Callifolio inks are made by L’Artisan Pastellier, a company based in the south of France. You can buy 40 ml bottles in the US for $12.
I used Callifolio Andrinople for a few weeks in a Pelikan M600 with a broad nib, and also with a Lamy Safari with an extra-fine nib. It’s a dry-writing ink, rendering a nice tight line, but I never saw the slightest hesitation in startup or flow.
Andrinople did not feel very lubricated, however. Even in the Pelikan, which has generous flow, Andrinople felt almost chalky. It wasn’t scratchy but it wasn’t smooth and silky.
The color is a cheerful, reddish leaning pink, with beautiful shading. At times it looked almost raspberry, particularly on Tomoe River paper.

Andrinople is such an unsaturated ink that I thought it looked best with a wet-writing pen with a broad nib, like the Pelikan. Here it is on Rhodia paper.
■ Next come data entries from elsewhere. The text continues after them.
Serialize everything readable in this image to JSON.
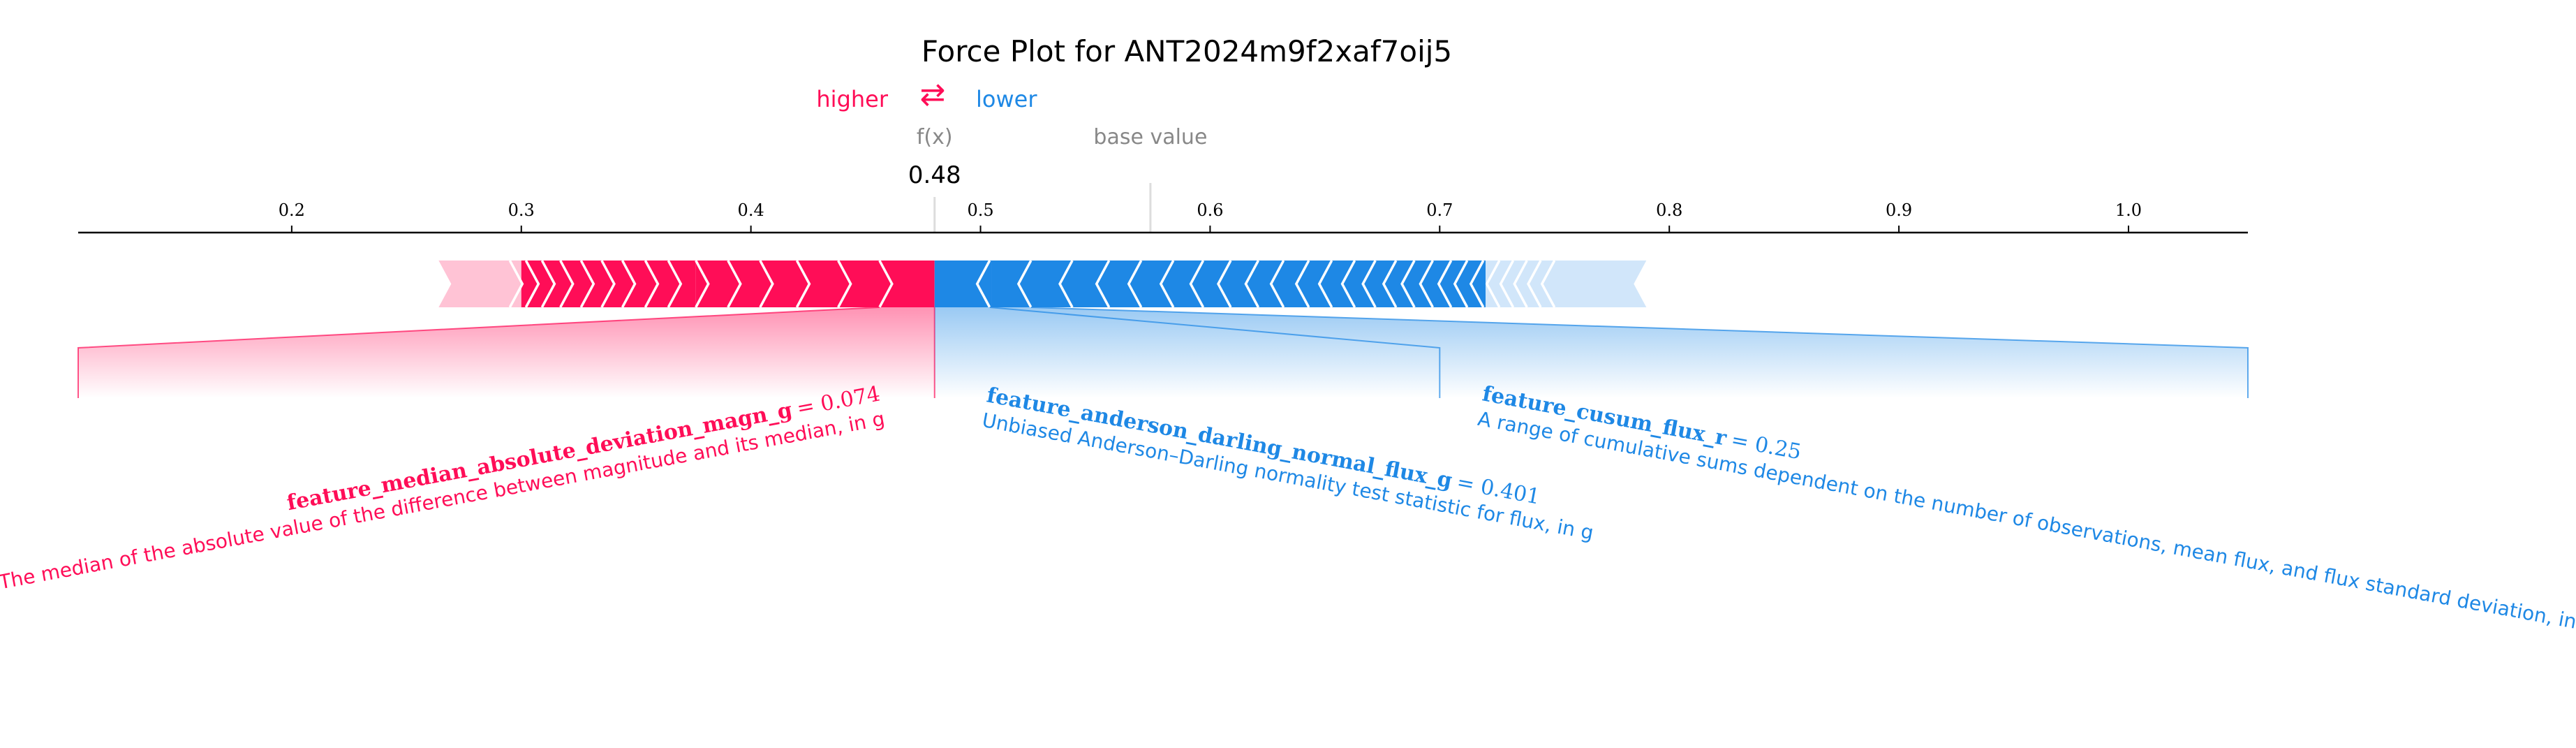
{
  "chart_data": {
    "type": "force_plot",
    "title": "Force Plot for ANT2024m9f2xaf7oij5",
    "legend": {
      "higher": "higher",
      "lower": "lower",
      "arrow": "⇄"
    },
    "fx_label": "f(x)",
    "base_value_label": "base value",
    "fx": 0.48,
    "fx_text": "0.48",
    "base_value": 0.574,
    "xlim": [
      0.107,
      1.052
    ],
    "ticks": [
      0.2,
      0.3,
      0.4,
      0.5,
      0.6,
      0.7,
      0.8,
      0.9,
      1.0
    ],
    "tick_labels": [
      "0.2",
      "0.3",
      "0.4",
      "0.5",
      "0.6",
      "0.7",
      "0.8",
      "0.9",
      "1.0"
    ],
    "positive_range": [
      0.264,
      0.48
    ],
    "negative_range": [
      0.48,
      0.79
    ],
    "features": [
      {
        "direction": "higher",
        "name": "feature_median_absolute_deviation_magn_g",
        "value_text": "= 0.074",
        "description": "The median of the absolute value of the difference between magnitude and its median, in g"
      },
      {
        "direction": "lower",
        "name": "feature_anderson_darling_normal_flux_g",
        "value_text": "= 0.401",
        "description": "Unbiased Anderson–Darling normality test statistic for flux, in g"
      },
      {
        "direction": "lower",
        "name": "feature_cusum_flux_r",
        "value_text": "= 0.25",
        "description": "A range of cumulative sums dependent on the number of observations, mean flux, and flux standard deviation, in r"
      }
    ],
    "colors": {
      "positive": "#ff0d57",
      "positive_light": "#ffc3d5",
      "negative": "#1e88e5",
      "negative_light": "#d1e6fa",
      "axis": "#000000",
      "muted": "#888888"
    }
  }
}
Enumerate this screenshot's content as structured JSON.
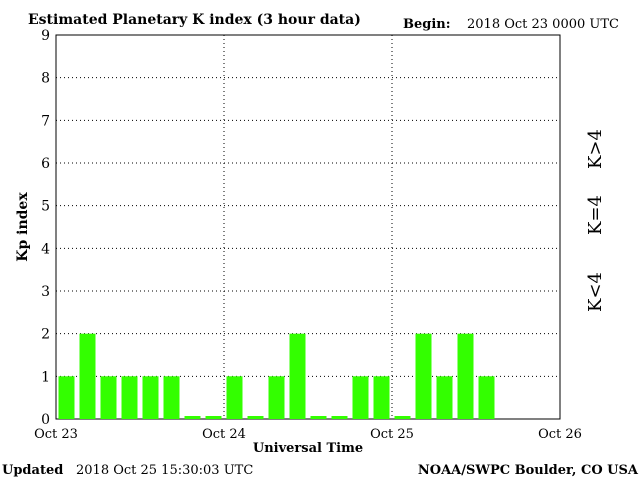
{
  "header": {
    "title": "Estimated Planetary K index (3 hour data)",
    "begin_label": "Begin:",
    "begin_value": "2018 Oct 23 0000 UTC"
  },
  "footer": {
    "updated_label": "Updated",
    "updated_value": "2018 Oct 25 15:30:03 UTC",
    "credit": "NOAA/SWPC Boulder, CO USA"
  },
  "legend": [
    {
      "label": "K>4",
      "color": "#ff2200"
    },
    {
      "label": "K=4",
      "color": "#ffcc00"
    },
    {
      "label": "K<4",
      "color": "#33ff00"
    }
  ],
  "chart_data": {
    "type": "bar",
    "title": "Estimated Planetary K index (3 hour data)",
    "xlabel": "Universal Time",
    "ylabel": "Kp index",
    "ylim": [
      0,
      9
    ],
    "yticks": [
      "0",
      "1",
      "2",
      "3",
      "4",
      "5",
      "6",
      "7",
      "8",
      "9"
    ],
    "xticks": [
      "Oct 23",
      "Oct 24",
      "Oct 25",
      "Oct 26"
    ],
    "grid": true,
    "bar_color": "#33ff00",
    "slots_total": 24,
    "values": [
      1,
      2,
      1,
      1,
      1,
      1,
      0,
      0,
      1,
      0,
      1,
      2,
      0,
      0,
      1,
      1,
      0,
      2,
      1,
      2,
      1
    ]
  }
}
A Lamy Safari is a much drier-writing pen, and I used an extra-fine nib, to boot. Andrinople had praiseworthy, indeed impeccable, flow in the Safari. But Andrinople’s color is weaker and less compelling when you see less of it.
Using the Safari with extra-fine nib made Callifolio Andrinople hard to read on fountain-pen friendly paper. Here it is on Rhodia.

And here it is with the extra-fine nib on Tomoe River.

In contrast, here it is on Staples Sustainable Earth, with both pens. Sustainable Earth is my everyday paper, and it’s more absorbent than Rhodia or Tomoe River. Andrinople looked a bit more legible with the extra-fine nib on Sustainable Earth.

In fact, the low saturation and relative dryness of Callifolio Andrinople seems to make it a superior performer on cheaper or more absorbent papers. The worse the paper, the better the ink did. Andrinople resisted feathering beautifully. And the color became deeper and more legible on more absorbent paper.
I even loved it on Field Notes, even with a broad nib. There was no shading, but it was completely feather-free. And look how much better Andrinople looks with an extra-fine nib on the absorbent paper Field Notes uses.

Andrinople cleaned up very easily from both pens, as easily as any ink I’ve ever used. As a corollary, it’s not very water-resistant. Some ink remained on regular paper, but almost none on Rhodia.

As a red-leaning pink ink, Callifolio Andrinople resides in one of my favorite color ranges, so I actually have a fair amount of similarly colored inks. Here it is compared to three of the closest.

Caran d’Ache Divine Pink and Kaweco Ruby Red are similar in color, but more saturated and darker. The Caran d’Ache and Kaweco inks are more expensive, but both also are more legible and useful in a finer or drier pen. And both are excellent performers, like Andrinople.
I happen to have had both Andrinople and Divine Pink inked at the same time, so here is a photo showing Callifolio Andrinople, in a Pelikan with a broad nib, next to Caran d’Ache Divine Pink in a Pelikan with a fine nib.

The closest ink I have to Callifolio Andrinople actually is J. Herbin Rouge Bourgogne.
Andrinople and Rouge Bourgogne are not identical. The hue is different. And Andrinople is a drier ink than Rouge Bourgogne, which writes a narrower line. But the two inks look very similar in the pen. And both perform equally well on poor paper.
Here are writing samples of both in the same Pelikan with broad nib and in Safaris with extra-fine nibs.

Callifolio Andrinople, the first in each pair, seemed stronger than Rouge Bourgogne with the broad nib, but wrote narrower and had a weaker color with the extra-fine nib. I wouldn’t use Andrinople again in an extra-fine, or perhaps even a fine nib pen. But I would with Rouge Bourgogne.